An end-to-end deep learning architecture using an attention mechanism estimated continuous blood pressure with mean absolute errors of 4.06 ± 4.04 for SBP and 3.33 ± 3.42 for DBP.
Does an end-to-end deep learning architecture using raw signals and an attention mechanism improve continuous blood pressure estimation compared to conventional methods?
An end-to-end deep learning architecture using raw physiological signals and an attention mechanism can accurately estimate continuous blood pressure, complying with global standards.
Effect estimate: MAE 4.06 (SBP), 3.33 (DBP)

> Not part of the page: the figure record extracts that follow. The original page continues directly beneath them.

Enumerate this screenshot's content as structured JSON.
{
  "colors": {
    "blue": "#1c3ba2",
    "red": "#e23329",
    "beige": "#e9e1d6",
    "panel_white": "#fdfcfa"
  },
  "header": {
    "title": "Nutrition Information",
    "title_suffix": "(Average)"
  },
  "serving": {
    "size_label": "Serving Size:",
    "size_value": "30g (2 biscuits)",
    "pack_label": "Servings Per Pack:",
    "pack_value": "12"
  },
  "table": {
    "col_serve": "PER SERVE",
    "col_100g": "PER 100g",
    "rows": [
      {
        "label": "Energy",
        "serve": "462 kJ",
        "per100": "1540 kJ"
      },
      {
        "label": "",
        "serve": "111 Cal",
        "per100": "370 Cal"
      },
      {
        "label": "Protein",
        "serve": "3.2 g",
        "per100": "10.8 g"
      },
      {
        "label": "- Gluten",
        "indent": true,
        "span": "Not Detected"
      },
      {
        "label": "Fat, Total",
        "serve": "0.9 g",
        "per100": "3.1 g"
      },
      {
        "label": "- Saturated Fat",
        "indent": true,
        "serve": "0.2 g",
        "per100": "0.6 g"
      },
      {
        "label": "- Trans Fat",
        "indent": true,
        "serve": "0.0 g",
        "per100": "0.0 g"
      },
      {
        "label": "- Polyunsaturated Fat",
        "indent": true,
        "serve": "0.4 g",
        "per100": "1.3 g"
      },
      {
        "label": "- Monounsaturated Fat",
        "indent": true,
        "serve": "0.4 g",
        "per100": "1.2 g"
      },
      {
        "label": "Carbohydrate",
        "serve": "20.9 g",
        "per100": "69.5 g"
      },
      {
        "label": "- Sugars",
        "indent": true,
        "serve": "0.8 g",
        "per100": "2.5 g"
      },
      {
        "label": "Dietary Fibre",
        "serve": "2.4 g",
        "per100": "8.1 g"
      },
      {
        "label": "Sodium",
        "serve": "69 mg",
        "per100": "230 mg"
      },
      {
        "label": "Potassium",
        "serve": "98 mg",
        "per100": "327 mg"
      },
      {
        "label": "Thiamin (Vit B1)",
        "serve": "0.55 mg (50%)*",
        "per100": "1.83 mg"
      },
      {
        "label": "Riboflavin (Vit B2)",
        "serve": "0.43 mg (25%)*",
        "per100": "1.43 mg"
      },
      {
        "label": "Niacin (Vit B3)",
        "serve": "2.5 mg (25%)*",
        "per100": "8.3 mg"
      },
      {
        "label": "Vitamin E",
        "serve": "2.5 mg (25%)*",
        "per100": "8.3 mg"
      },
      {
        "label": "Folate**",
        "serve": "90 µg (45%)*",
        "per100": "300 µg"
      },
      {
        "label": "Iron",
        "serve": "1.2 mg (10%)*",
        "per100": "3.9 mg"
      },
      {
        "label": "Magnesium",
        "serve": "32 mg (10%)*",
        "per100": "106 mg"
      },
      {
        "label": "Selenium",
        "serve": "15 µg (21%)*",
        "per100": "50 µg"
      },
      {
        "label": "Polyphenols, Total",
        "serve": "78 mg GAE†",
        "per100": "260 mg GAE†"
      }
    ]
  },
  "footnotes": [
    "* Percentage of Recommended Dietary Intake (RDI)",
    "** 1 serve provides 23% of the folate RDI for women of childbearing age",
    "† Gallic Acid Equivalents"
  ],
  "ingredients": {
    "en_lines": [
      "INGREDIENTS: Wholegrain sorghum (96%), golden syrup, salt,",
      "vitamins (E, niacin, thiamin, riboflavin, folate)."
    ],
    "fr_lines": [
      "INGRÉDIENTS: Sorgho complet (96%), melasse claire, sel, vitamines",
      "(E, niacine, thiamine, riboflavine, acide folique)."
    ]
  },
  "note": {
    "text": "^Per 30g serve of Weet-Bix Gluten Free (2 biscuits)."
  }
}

Blood pressure (BP) is a vital sign that provides fundamental health information regarding patients. Continuous BP monitoring is important for patients with hypertension. Various studies have proposed cuff-less BP monitoring methods using pulse transit time. We propose an end-to-end deep learning architecture using only raw signals without the process of extracting features to improve the BP estimation performance using the attention mechanism. The proposed model consisted of a convolutional neural network, a bidirectional gated recurrent unit, and an attention mechanism. The model was trained by a calibration-based method, using the data of each subject. The performance of the model was compared to the model that used each combination of the three signals, and the model with the attention mechanism showed better performance than other state-of-the-art methods, including conventional linear regression method using pulse transit time (PTT). A total of 15 subjects were recruited, and electrocardiogram, ballistocardiogram, and photoplethysmogram levels were measured. The 95% confidence interval of the reference BP was 86.34, 143.74 and 51.28, 88.74 for systolic BP (SBP) and diastolic BP (DBP), respectively. The R 2 values were 0.52 and 0.49, and the mean-absolute-error values were 4.06 ± 4.04 and 3.33 ± 3.42 for SBP and DBP, respectively. In addition, the results complied with global standards. The results show the applicability of the proposed model as an analytical metric for BP estimation.
Eom et al. (Mon,) conducted a other in Blood pressure estimation (n=15). End-to-end deep learning architecture with attention mechanism vs. Conventional linear regression using pulse transit time (PTT) was evaluated on Mean absolute error (MAE) and R2 for SBP and DBP (MAE 4.06 (SBP), 3.33 (DBP)). An end-to-end deep learning architecture using an attention mechanism estimated continuous blood pressure with mean absolute errors of 4.06 ± 4.04 for SBP and 3.33 ± 3.42 for DBP.